Özelleştirme yolunda atılan ilk adım, 1986 yılında Türkiye’nin özelleştirme ana planını hazırlayan Morgan Bank’tan gelen rapor ile başladı. 2000 yılında ise Uluslararası Para Fonu (IMF) tarafından yazılan niyet mektubuna eklenen bir madde ve Özelleştirme Yüksek Kurulu kararı ile şeker sektörü özelleştirme kapsamına alındı. Avrupa Birliği’ne (AB) uyum çerçevesinde 2001 yılında çıkarılan ve üretime kota getiren Şeker Kanunu da özelleştirme sürecinde önemli bir adım olarak kaydedildi.
SATIŞ BAŞLADI
2018 yılına gelindiğinde, ABD’li NBŞ devi Cargill’in bir raporu sızdı. ‘Şeker Piyasası, Mevcut Durum ve Değerlendirme Raporu – Ocak 2018’ adlı raporda, ya kotaların tamamen kaldırılması, ya kamuya ait şeker fabrikalarının özelleştirilmesi ya da kotaların otomatik olarak arttırılması öneriliyordu. Cargill, bu raporu yalanladı; ancak çok geçmeden, önerilerin büyük bir kısmı hayata geçirildi. Devletin elindeki Afyon, Alpullu, Bor, Burdur, Çorum, Elbistan, Erzincan, Erzurum, Ilgın, Kastamonu, Kırşehir, Muş, Turhal ve Yozgat şeker fabrikaları satışa çıkarıldı. Kastamonu hariç, bu 13 fabrikanın ihalesi tamamlandı, ancak Burdur, Ilgın ve Yozgat fabrikalarının satışları, ödemelerin yapılmaması nedeniyle iptal edildi.

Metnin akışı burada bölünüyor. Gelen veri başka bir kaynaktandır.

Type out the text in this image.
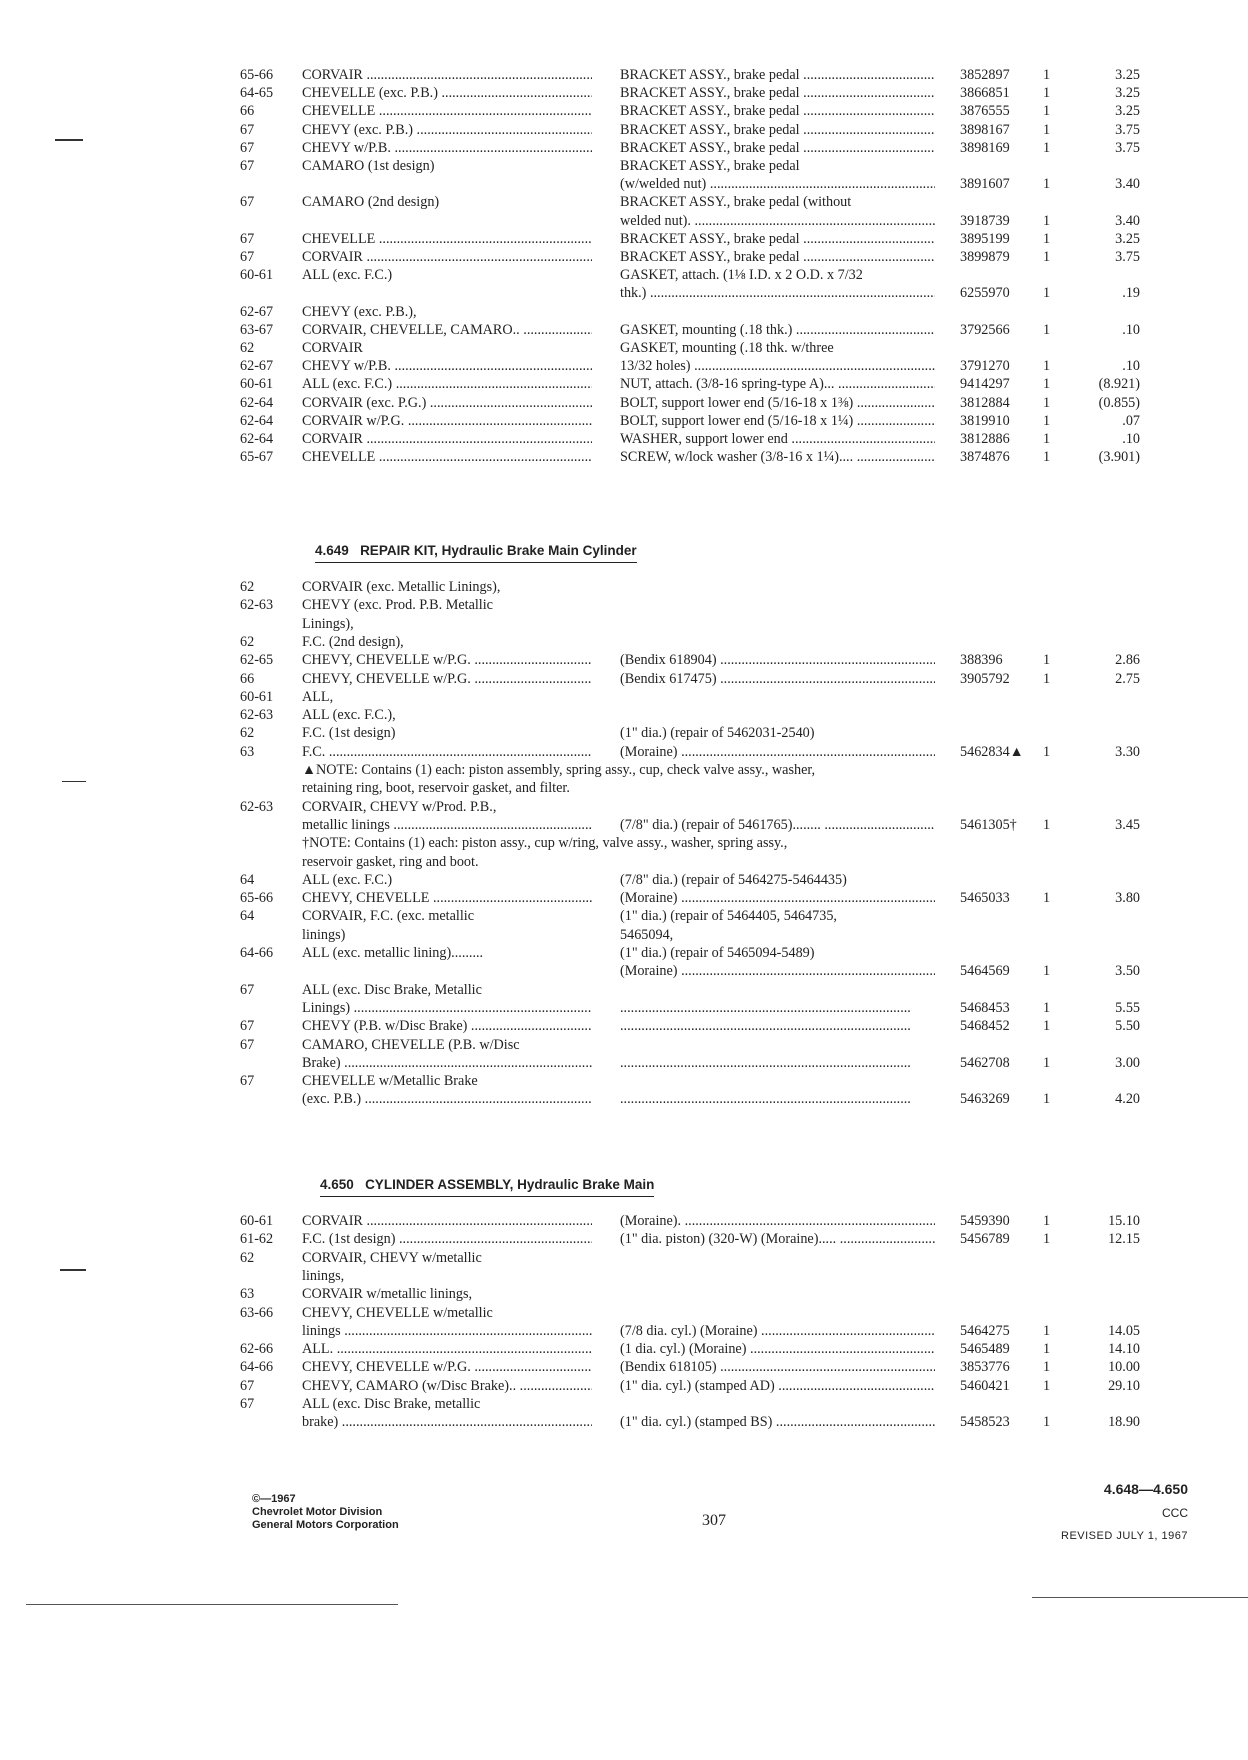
65-66	CORVAIR .....	BRACKET ASSY., brake pedal .....	3852897	1	3.25
64-65	CHEVELLE (exc. P.B.) .....	BRACKET ASSY., brake pedal .....	3866851	1	3.25
66	CHEVELLE .....	BRACKET ASSY., brake pedal .....	3876555	1	3.25
67	CHEVY (exc. P.B.) .....	BRACKET ASSY., brake pedal .....	3898167	1	3.75
67	CHEVY w/P.B. .....	BRACKET ASSY., brake pedal .....	3898169	1	3.75
67	CAMARO (1st design)	BRACKET ASSY., brake pedal
(w/welded nut) .....	3891607	1	3.40
67	CAMARO (2nd design)	BRACKET ASSY., brake pedal (without
welded nut). .....	3918739	1	3.40
67	CHEVELLE .....	BRACKET ASSY., brake pedal .....	3895199	1	3.25
67	CORVAIR .....	BRACKET ASSY., brake pedal .....	3899879	1	3.75
60-61	ALL (exc. F.C.)	GASKET, attach. (1⅛ I.D. x 2 O.D. x 7/32
thk.) .....	6255970	1	.19
62-67	CHEVY (exc. P.B.),
63-67	CORVAIR, CHEVELLE, CAMARO.. .....	GASKET, mounting (.18 thk.) .....	3792566	1	.10
62	CORVAIR	GASKET, mounting (.18 thk. w/three
62-67	CHEVY w/P.B. .....	13/32 holes) .....	3791270	1	.10
60-61	ALL (exc. F.C.) .....	NUT, attach. (3/8-16 spring-type A)... .....	9414297	1	(8.921)
62-64	CORVAIR (exc. P.G.) .....	BOLT, support lower end (5/16-18 x 1⅜) .....	3812884	1	(0.855)
62-64	CORVAIR w/P.G. .....	BOLT, support lower end (5/16-18 x 1¼) .....	3819910	1	.07
62-64	CORVAIR .....	WASHER, support lower end .....	3812886	1	.10
65-67	CHEVELLE .....	SCREW, w/lock washer (3/8-16 x 1¼).... .....	3874876	1	(3.901)
4.649 REPAIR KIT, Hydraulic Brake Main Cylinder
62	CORVAIR (exc. Metallic Linings),
62-63	CHEVY (exc. Prod. P.B. Metallic
Linings),
62	F.C. (2nd design),
62-65	CHEVY, CHEVELLE w/P.G. .....	(Bendix 618904) .....	388396	1	2.86
66	CHEVY, CHEVELLE w/P.G. .....	(Bendix 617475) .....	3905792	1	2.75
60-61	ALL,
62-63	ALL (exc. F.C.),
62	F.C. (1st design)	(1" dia.) (repair of 5462031-2540)
63	F.C. .....	(Moraine) .....	5462834▲	1	3.30
▲NOTE: Contains (1) each: piston assembly, spring assy., cup, check valve assy., washer,
retaining ring, boot, reservoir gasket, and filter.
62-63	CORVAIR, CHEVY w/Prod. P.B.,
metallic linings .....	(7/8" dia.) (repair of 5461765)........ .....	5461305†	1	3.45
†NOTE: Contains (1) each: piston assy., cup w/ring, valve assy., washer, spring assy.,
reservoir gasket, ring and boot.
64	ALL (exc. F.C.)	(7/8" dia.) (repair of 5464275-5464435)
65-66	CHEVY, CHEVELLE .....	(Moraine) .....	5465033	1	3.80
64	CORVAIR, F.C. (exc. metallic	(1" dia.) (repair of 5464405, 5464735,
linings)	5465094,
64-66	ALL (exc. metallic lining).........	(1" dia.) (repair of 5465094-5489)
(Moraine) .....	5464569	1	3.50
67	ALL (exc. Disc Brake, Metallic
Linings) ..... .....	5468453	1	5.55
67	CHEVY (P.B. w/Disc Brake) ..... .....	5468452	1	5.50
67	CAMARO, CHEVELLE (P.B. w/Disc
Brake) ..... .....	5462708	1	3.00
67	CHEVELLE w/Metallic Brake
(exc. P.B.) ..... .....	5463269	1	4.20
4.650 CYLINDER ASSEMBLY, Hydraulic Brake Main
60-61	CORVAIR .....	(Moraine). .....	5459390	1	15.10
61-62	F.C. (1st design) .....	(1" dia. piston) (320-W) (Moraine)..... .....	5456789	1	12.15
62	CORVAIR, CHEVY w/metallic
linings,
63	CORVAIR w/metallic linings,
63-66	CHEVY, CHEVELLE w/metallic
linings .....	(7/8 dia. cyl.) (Moraine) .....	5464275	1	14.05
62-66	ALL. .....	(1 dia. cyl.) (Moraine) .....	5465489	1	14.10
64-66	CHEVY, CHEVELLE w/P.G. .....	(Bendix 618105) .....	3853776	1	10.00
67	CHEVY, CAMARO (w/Disc Brake).. .....	(1" dia. cyl.) (stamped AD) .....	5460421	1	29.10
67	ALL (exc. Disc Brake, metallic
brake) .....	(1" dia. cyl.) (stamped BS) .....	5458523	1	18.90
©—1967
Chevrolet Motor Division
General Motors Corporation	307
4.648—4.650
CCC
REVISED JULY 1, 1967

Ülke Savunmasında Önemli Rol
Özellikle Birinci Dünya Savaşı sırasında yaşanan şeker kıtlığı, Cumhuriyet’in ilk yıllarında kurulacak fabrikaların belirlenmesinde kritik bir rol oynadı. Mustafa Kemal Atatürk döneminde Alpullu, Uşak, Eskişehir ve Turhal gibi önemli şeker fabrikaları kuruldu. İkinci Dünya Savaşı’nın sona ermesine kadar, devletin şeker fabrikası kurma süreci devam etti. Şeker fabrikaları gerektiğinde silah fabrikasına dönüştürülebileceği için bu yatırımlar, ülke savunması açısından büyük bir önem taşıyordu. Sonraki dönemlerde, şeker fabrikalarını pancar kooperatifleri de kurmaya başladı; bu durum, çiftçinin para kazanabildiği ender ürünlerden biri olan pancarın, göçü önlemesi ve çiftçiyi toprağa bağlaması açısından dikkate alındı ve Doğu Anadolu illerinde devlet eliyle fabrikalar kuruldu.
İşçi ve Çiftçi Sesini Duyuramadı
Özelleştirme kararı ile birlikte, özellikle bu fabrikalarda örgütlü olan Şeker-İş sendikası bir dizi eyleme imza attı. Türk-İş de bu eylemlere destek verdi. Fabrikaların özelleştirilmesi durumunda pancar üreticileri ve şeker işçilerinin işsiz kalacağı konusunda uyarılarda bulunan Şeker-İş, toplumun çeşitli kesimlerinden topladığı 1 milyon 670 bin imzayla iktidarı bu kararından döndürmeye çalıştı. Ancak ne işçilerin, ne çiftçilerin, ne de tüketicilerin feryadı duyuldu. Morgan Bank’la başlayan, IMF ve ABD’li şirketlerle devam eden özelleştirme baskısı ağır bastı; ihaleler ise güvenlik önlemleri altında gerçekleştirildi.